How does a battery backup problem cause an outage? That has to be a secondary problem.
Here's what GNAX says about their power backup system:
How on earth does that kind of system lose power? A Navy SEAL team should have trouble taking that out! So what if a backup battery goes bad -- they're supposed to have redundand AC feeds into the building and multiple generators...multiple power generators on a redundant grid with two separate feeds into the building.
Gnax have released an official explanation for this, im sure glowhost will update shortly. To cut a very very long story short it was a series of freak events. A main utility company supplying the datacentre failed causing a complte outage, the backup generators kicked in an most things rebooted. However both battery systems failed (the main and redundant) causing the complate failure. Once running multiple hardware failures and router problems caused a catalog of problems which had to be fixed.
That is a very very short version of what happened!
bdominick -
Just wanted to add my two cents about dealing with your clients - especially as a fairly new provider:
Be confident that you are offering a quality service.
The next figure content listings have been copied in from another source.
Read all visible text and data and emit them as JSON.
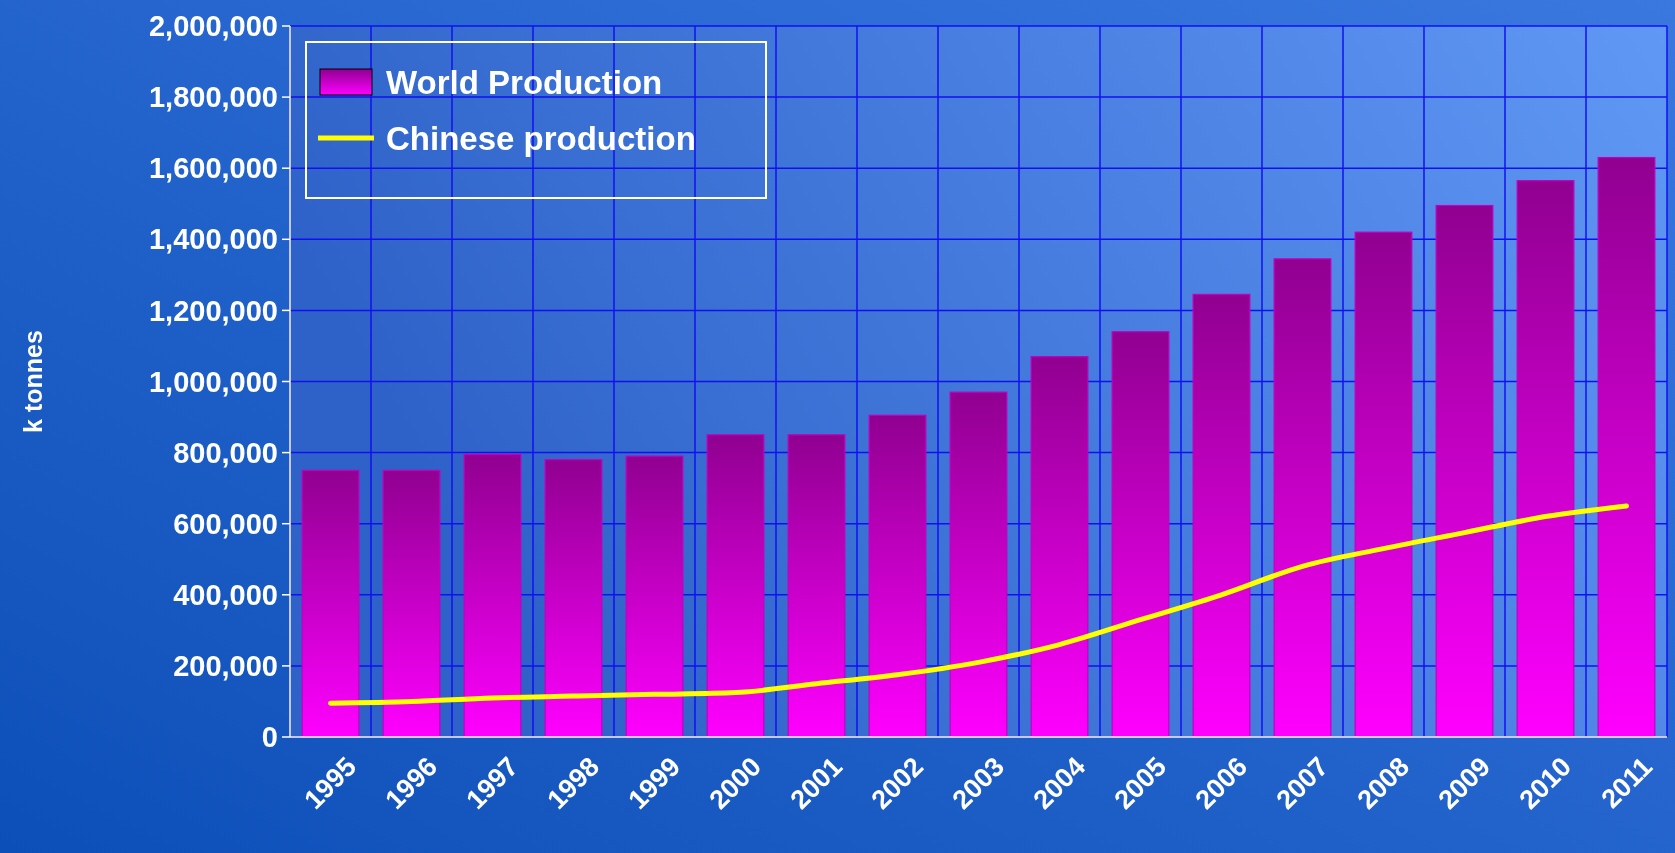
{
  "chart_data": {
    "type": "bar",
    "ylabel": "k tonnes",
    "categories": [
      "1995",
      "1996",
      "1997",
      "1998",
      "1999",
      "2000",
      "2001",
      "2002",
      "2003",
      "2004",
      "2005",
      "2006",
      "2007",
      "2008",
      "2009",
      "2010",
      "2011"
    ],
    "series": [
      {
        "name": "World Production",
        "color": "#c000c0",
        "values": [
          750000,
          750000,
          795000,
          780000,
          790000,
          850000,
          850000,
          905000,
          970000,
          1070000,
          1140000,
          1245000,
          1345000,
          1420000,
          1495000,
          1565000,
          1630000
        ]
      },
      {
        "name": "Chinese production",
        "type": "line",
        "color": "#ffff00",
        "values": [
          95000,
          100000,
          110000,
          115000,
          120000,
          125000,
          150000,
          175000,
          210000,
          260000,
          330000,
          400000,
          480000,
          530000,
          575000,
          620000,
          650000
        ]
      }
    ],
    "ylim": [
      0,
      2000000
    ],
    "yticks": [
      0,
      {
        "value": 200000,
        "label": "200,000"
      },
      {
        "value": 400000,
        "label": "400,000"
      },
      {
        "value": 600000,
        "label": "600,000"
      },
      {
        "value": 800000,
        "label": "800,000"
      },
      {
        "value": 1000000,
        "label": "1,000,000"
      },
      {
        "value": 1200000,
        "label": "1,200,000"
      },
      {
        "value": 1400000,
        "label": "1,400,000"
      },
      {
        "value": 1600000,
        "label": "1,600,000"
      },
      {
        "value": 1800000,
        "label": "1,800,000"
      },
      {
        "value": 2000000,
        "label": "2,000,000"
      }
    ],
    "grid": true,
    "legend": "top left",
    "line_style": "solid",
    "marker": "none"
  }
}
Be of the opinion that mechanical devices can and will fail, regardless of the precautions we have in place.
If your clients go elsewhere, chances are they will return - especially if you have been forthright about the issues they originally experienced.
I've gone as far as "helping" my clients find another qualified service provider and have yet to lose a client when I've sent them the information. I just keep doing what I do - I'm confident that I am providing an awesome service.
Thanks a lot, Lynne. That's really helpful advice!
Hey Andy, where do you find notices from GNAX? I'd like to see the long version of this explanation.
From the short version, it sounds like GNAX has been deceiving its customers, which is very disconcerting. If you have 2 backups and they both fail, you actually had zero backups. You can't promote backup systems that aren't working. And how did the two grid connections both fail in the first place? Probably because there was only one...
GNAX has a forum.
I visited the datacenter, and it is pretty damn impressive! The guys I met are all real people.
However, if you read the long version you will see the long list of comedy of errors.
I can relate to their issue, it was a great embarrasment for them. When I visited they were so proud that they had it all figured out.
I have been working on a failover system for a client with 17 servers. I can relate. The only way to test it is to flip the switch, which is hard to do when you are live. So you wait and pray. Then judgement day comes, and you find all the loopholes. And then you patch them and lick your wounds.
However, when both battery units failed they fired up the backup generator and much of the power was back online.
But .... when a computer goes down unexpectedly, bad things can happen to the file system as I said, delaying the boot. When it is bad enough, your OS may get hosed.
When the power fluctiuates on and off from load spikes, routers can lose configuration settings. Suddenly you have power but data is not getting routed.
I am a moderator and a glowhost client. I've done my share of ragging on GNAX. But I think we will see a much more stable DC after this. They had every employee called in to deal with this. From my experience with hardware, this was probably pretty ugly for them.